After couple of weeks of shifting there, Ramesh started a remedial school. The idea was to keep children from underprivileged class, who mostly go to state run schools, interested in studies by revising what had been taught in school and help them to do home work. As per him a lot of such students are taken off studies by parents once they fail a couple of times and made to work. He charged a meager amount of Rs 20 pm from students but put such funds back into school by giving them stationary or books as well as snacks. His efforts are bearing fruit and they have a large number of students.

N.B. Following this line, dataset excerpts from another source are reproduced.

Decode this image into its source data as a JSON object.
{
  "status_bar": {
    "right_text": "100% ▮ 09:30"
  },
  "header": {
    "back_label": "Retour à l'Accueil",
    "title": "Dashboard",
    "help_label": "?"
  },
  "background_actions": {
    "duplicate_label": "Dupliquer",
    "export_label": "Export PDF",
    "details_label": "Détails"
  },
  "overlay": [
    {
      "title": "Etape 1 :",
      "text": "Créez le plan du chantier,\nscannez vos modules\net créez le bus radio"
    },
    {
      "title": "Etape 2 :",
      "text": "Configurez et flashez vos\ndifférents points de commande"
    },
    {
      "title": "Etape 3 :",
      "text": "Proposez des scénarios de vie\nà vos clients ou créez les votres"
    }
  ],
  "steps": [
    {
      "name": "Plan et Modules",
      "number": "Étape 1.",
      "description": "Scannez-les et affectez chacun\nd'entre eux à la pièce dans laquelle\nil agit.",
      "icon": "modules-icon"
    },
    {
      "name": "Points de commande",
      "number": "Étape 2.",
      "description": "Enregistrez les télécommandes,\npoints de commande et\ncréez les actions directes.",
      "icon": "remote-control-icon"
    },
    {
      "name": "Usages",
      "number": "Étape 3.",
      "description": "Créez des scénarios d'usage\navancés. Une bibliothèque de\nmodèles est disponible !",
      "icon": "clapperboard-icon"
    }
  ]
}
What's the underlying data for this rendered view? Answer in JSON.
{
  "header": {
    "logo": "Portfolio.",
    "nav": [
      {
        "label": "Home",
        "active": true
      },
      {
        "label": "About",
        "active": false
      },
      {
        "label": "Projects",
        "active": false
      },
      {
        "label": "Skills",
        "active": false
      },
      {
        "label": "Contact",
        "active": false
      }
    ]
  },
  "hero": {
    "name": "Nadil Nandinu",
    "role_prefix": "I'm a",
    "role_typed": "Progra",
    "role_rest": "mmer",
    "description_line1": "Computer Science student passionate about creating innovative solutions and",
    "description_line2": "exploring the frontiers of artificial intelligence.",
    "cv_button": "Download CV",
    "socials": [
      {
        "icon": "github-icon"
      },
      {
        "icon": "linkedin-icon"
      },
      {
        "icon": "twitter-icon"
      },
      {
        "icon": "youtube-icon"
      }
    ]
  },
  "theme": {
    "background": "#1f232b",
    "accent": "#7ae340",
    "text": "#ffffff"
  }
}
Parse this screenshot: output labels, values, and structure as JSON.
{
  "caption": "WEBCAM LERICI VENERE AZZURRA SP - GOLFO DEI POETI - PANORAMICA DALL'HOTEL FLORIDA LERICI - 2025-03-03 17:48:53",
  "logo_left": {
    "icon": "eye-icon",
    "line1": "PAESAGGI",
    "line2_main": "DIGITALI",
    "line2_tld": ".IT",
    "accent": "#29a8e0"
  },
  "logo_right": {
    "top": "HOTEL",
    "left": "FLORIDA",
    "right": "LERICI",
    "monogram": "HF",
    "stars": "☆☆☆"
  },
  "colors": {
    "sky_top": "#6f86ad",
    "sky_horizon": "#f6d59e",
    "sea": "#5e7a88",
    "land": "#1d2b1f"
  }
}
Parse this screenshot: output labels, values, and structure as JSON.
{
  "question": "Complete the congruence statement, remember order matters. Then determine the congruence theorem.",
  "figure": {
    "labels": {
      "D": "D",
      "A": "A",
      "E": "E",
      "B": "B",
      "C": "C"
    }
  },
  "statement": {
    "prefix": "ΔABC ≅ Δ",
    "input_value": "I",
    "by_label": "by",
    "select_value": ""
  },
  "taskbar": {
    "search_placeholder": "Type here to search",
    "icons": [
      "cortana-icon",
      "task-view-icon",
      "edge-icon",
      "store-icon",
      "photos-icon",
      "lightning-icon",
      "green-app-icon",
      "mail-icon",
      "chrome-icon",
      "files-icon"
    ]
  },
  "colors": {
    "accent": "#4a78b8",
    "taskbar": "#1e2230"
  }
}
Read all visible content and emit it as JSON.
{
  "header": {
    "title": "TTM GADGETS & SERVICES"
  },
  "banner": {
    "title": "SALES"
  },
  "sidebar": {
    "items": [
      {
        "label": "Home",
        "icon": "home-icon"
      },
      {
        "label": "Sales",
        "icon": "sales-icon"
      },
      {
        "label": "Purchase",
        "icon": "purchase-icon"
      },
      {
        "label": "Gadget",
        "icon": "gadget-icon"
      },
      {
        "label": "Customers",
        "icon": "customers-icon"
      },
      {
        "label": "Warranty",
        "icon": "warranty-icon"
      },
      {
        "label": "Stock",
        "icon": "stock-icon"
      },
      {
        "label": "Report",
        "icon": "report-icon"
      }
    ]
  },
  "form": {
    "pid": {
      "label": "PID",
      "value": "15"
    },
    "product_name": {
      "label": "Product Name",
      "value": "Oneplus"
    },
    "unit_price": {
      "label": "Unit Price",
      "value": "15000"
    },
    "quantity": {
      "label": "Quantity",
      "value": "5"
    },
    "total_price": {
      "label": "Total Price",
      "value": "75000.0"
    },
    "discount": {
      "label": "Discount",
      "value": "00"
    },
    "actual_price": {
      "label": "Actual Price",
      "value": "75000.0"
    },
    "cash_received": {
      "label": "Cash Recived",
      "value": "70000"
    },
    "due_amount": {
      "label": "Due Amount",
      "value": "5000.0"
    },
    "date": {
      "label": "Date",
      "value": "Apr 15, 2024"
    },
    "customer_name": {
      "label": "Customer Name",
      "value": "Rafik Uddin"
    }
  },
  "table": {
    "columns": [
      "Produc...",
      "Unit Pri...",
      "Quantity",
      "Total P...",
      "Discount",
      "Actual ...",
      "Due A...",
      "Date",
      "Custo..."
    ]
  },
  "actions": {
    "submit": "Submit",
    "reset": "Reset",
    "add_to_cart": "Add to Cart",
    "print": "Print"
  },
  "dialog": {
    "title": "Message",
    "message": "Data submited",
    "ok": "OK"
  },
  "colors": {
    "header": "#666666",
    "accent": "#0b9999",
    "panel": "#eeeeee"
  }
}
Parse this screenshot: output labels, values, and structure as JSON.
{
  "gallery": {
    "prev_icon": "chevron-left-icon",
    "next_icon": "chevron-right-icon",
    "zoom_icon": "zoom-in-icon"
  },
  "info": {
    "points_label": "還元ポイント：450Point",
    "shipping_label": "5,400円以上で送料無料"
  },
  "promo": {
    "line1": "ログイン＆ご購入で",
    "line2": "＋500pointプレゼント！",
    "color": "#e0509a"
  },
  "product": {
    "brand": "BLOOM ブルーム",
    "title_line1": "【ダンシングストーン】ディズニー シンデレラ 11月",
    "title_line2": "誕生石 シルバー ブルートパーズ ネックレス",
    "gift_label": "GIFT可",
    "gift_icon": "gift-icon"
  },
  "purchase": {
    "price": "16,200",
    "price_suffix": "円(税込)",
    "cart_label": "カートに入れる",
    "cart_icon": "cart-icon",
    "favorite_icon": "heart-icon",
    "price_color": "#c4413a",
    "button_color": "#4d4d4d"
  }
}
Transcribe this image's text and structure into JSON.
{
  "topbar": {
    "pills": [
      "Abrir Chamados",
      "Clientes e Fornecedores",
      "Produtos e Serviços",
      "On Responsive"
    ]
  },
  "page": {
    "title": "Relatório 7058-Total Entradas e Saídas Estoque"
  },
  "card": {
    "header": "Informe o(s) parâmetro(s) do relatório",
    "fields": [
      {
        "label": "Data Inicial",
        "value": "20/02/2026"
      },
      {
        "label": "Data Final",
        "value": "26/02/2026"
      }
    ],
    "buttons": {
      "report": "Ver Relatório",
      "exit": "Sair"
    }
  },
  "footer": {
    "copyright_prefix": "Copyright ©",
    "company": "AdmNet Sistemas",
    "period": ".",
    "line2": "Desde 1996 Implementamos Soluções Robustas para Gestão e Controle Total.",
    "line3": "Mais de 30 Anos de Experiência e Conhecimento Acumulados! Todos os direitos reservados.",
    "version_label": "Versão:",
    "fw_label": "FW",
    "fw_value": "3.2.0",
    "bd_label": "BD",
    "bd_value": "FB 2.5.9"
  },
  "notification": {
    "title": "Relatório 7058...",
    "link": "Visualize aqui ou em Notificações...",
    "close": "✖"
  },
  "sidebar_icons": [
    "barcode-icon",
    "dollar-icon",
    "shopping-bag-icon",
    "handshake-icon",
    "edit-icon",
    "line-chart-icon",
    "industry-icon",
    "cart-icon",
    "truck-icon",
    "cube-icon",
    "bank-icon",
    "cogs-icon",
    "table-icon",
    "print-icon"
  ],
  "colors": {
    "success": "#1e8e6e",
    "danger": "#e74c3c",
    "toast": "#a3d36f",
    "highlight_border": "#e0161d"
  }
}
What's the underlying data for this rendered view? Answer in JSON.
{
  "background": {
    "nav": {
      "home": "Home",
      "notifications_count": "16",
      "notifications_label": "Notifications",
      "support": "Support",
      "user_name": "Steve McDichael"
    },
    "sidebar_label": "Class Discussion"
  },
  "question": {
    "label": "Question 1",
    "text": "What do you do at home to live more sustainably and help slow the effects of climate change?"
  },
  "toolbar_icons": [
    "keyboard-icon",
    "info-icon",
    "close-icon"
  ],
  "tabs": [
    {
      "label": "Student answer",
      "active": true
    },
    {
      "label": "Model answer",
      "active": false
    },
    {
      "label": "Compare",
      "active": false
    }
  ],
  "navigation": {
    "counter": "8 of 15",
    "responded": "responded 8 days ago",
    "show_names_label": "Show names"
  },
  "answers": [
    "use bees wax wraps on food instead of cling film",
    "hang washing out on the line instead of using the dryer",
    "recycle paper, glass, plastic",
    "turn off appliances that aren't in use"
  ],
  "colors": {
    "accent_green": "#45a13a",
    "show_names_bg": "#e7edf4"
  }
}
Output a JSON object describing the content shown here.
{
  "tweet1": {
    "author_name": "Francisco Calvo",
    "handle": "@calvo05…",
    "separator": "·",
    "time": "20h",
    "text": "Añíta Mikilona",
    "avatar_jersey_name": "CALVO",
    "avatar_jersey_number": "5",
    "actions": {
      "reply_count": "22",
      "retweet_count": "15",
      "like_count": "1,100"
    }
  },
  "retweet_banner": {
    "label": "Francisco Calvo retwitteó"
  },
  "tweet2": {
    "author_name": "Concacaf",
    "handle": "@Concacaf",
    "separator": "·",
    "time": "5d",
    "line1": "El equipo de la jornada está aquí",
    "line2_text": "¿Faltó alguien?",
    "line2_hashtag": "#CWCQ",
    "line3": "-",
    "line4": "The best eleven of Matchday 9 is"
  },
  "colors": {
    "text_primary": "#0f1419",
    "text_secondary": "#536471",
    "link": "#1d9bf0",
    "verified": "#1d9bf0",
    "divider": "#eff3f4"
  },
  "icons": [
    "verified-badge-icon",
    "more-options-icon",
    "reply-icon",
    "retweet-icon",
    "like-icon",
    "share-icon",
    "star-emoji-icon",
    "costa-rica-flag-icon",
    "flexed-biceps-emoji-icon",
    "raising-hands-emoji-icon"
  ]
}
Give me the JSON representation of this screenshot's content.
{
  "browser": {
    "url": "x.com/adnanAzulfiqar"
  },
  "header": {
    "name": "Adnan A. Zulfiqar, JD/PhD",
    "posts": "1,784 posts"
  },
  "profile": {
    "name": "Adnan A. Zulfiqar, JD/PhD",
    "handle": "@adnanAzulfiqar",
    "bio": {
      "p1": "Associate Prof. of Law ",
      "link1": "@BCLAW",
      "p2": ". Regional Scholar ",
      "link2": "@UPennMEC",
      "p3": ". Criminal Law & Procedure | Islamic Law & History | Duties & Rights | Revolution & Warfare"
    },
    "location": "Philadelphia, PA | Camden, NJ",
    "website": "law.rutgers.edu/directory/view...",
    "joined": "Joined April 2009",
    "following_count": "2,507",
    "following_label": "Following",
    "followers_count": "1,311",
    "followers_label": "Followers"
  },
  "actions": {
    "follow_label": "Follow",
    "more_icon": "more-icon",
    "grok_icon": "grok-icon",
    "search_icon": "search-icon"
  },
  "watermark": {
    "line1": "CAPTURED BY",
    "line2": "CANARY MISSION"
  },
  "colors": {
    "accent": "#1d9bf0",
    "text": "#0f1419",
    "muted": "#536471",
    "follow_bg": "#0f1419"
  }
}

Disha is friendly with a young lady, Simi, in her office. She did not know that Simi stays in a housing complex close to ours and is known to us. Her father in law and I had been together in one of the organizations and keep in touch. Simi alongwith her husband and young son of 3 years are with his parents, my old colleague. It was only when Ramesh had confided his problem in me that I learnt the organization Disha worked in. So I requested Simi to keep an eye on her but without letting my name out. That is when she told me that Disha is already friendly with her and confides a lot in her. She told me that even before marriage Disha used to talk of having an independent life and used to wonder as to how did Simi stay with in laws. Simi said that she has been telling her that it is a boon to have elders with you as they are such a support in every way. On Disha’s saying that there would be so much of interference, she told that it is upto those involved to develop trust by mutual understanding and adjustments. She also told me that Disha’s father interferes a lot.
Last week Pawan told us that Disha is in family way and there are some complications. Doctor has advised her not to strain herself much. She wanted to shift to her parents place and wanted Pawan also to shift as she did not want to leave him alone. He refused. Then she asked her mother to be with her but she showed her inability as she did not want to leave husband and son alone. So now she wanted Ramesh and his wife to come back. Pawan had spoken to him but Ramesh showed reluctance due to his running remedial school. Pawan wanted me to persuade his father to come back.
What do you suggest Ramesh and his wife should do? Should they abandon students who are doing well in their respective schools and come back? It is felt that once Disha’s need is over she would again want them to go away.
In my opinion Ramesh may keep looking after school and visit on alternate week ends while his wife may come back to take care of Disha. I know it will be a strain on both of them.